I have a BUSCARD II and a RTC LINK II. I'm pretty sure the buscard only worked in 64 mode, but I have no manual for the RTC...
Steve
Silver Surfer 128. They are very rare, very hard to come by, and if you find someone who has one, he usually will part with a body part first.
The Silver Surfer seems to be an Ethernet card addon for the Retro Replay cartridge...
I'm looking for an IEEE-488 interface to connect old CBM drives (4040, 8050, SFD etc) to the 128.
Steve
After looking on the web, I think you meant to say "Quicksilver". Easy to get confused. Thanks for pointing me in the general direction though ;-)
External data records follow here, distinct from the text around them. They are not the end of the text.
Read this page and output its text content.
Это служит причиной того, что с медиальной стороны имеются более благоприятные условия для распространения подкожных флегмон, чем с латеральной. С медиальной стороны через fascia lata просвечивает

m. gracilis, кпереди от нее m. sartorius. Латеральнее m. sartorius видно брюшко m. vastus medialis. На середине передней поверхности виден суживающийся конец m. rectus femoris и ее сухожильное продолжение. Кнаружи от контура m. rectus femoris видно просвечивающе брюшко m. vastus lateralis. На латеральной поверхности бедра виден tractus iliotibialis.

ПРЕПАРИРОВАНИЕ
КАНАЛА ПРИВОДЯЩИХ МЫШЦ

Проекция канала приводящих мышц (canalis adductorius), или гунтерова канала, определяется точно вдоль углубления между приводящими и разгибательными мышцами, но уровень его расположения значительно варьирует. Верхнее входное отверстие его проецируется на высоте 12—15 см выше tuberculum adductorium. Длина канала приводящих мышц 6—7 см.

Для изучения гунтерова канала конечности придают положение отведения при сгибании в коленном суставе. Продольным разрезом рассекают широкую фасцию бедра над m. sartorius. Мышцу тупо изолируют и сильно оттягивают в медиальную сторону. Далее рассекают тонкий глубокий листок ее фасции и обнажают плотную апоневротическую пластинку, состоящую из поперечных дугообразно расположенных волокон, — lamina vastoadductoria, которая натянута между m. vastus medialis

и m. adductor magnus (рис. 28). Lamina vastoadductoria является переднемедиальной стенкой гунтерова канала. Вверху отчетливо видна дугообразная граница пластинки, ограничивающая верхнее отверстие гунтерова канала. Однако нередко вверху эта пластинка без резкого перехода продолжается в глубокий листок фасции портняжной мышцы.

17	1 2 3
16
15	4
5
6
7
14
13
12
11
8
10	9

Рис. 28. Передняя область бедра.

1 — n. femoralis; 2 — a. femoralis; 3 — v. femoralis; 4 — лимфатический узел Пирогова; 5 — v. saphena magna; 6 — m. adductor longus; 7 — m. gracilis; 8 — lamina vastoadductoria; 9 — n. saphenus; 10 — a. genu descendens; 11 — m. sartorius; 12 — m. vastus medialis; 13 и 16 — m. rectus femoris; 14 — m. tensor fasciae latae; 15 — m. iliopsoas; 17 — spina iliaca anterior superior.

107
http://groups.google.com/group/comp.sys.cbm/msg/2f1cf933289bc187
Steve
Yes, silly me. I last saw one in 1991, so the memory is getting a bit fuzzy on such things. :)
Hi all,
Also searching for a quicksilver since years for the same purpose.
Does anyone as one ? Any picture ? Rom dump ? User manual scan ?
Any answer welcome. Thanks a lot
Regards - Hervé
Quote from: fuf on August 31, 2008, 12:44 AM
Also searching for a quicksilver since years for the same purpose.
Does anyone as one ? Any picture ? Rom dump ? User manual scan ?
I have the Quicksilver 128 and its instruction manual (in storage, right now).
In Portland, Oregon,
Robert Bernardo
Fresno Commodore User Group
http://videocam.net.au/fcug
The Other Group of Amigoids
http://www.calweb.com/~rabel1/
Quicksilver 128 was a Skyles Electric Works product that, while a tad bit crude-looking, worked very well. Prior to acquiring my Lt. Kernal system in 1987, I used three SFD-1001 drives for mass storage, the entire mess connected to my C-128 with a Quicksilver 128. All of that went bye-bye after I got the Lt. Kernal.
Skyles also produced the Blitz 128 BASIC compiler, which I used for some software development. As Commodore compilers went it was better than most.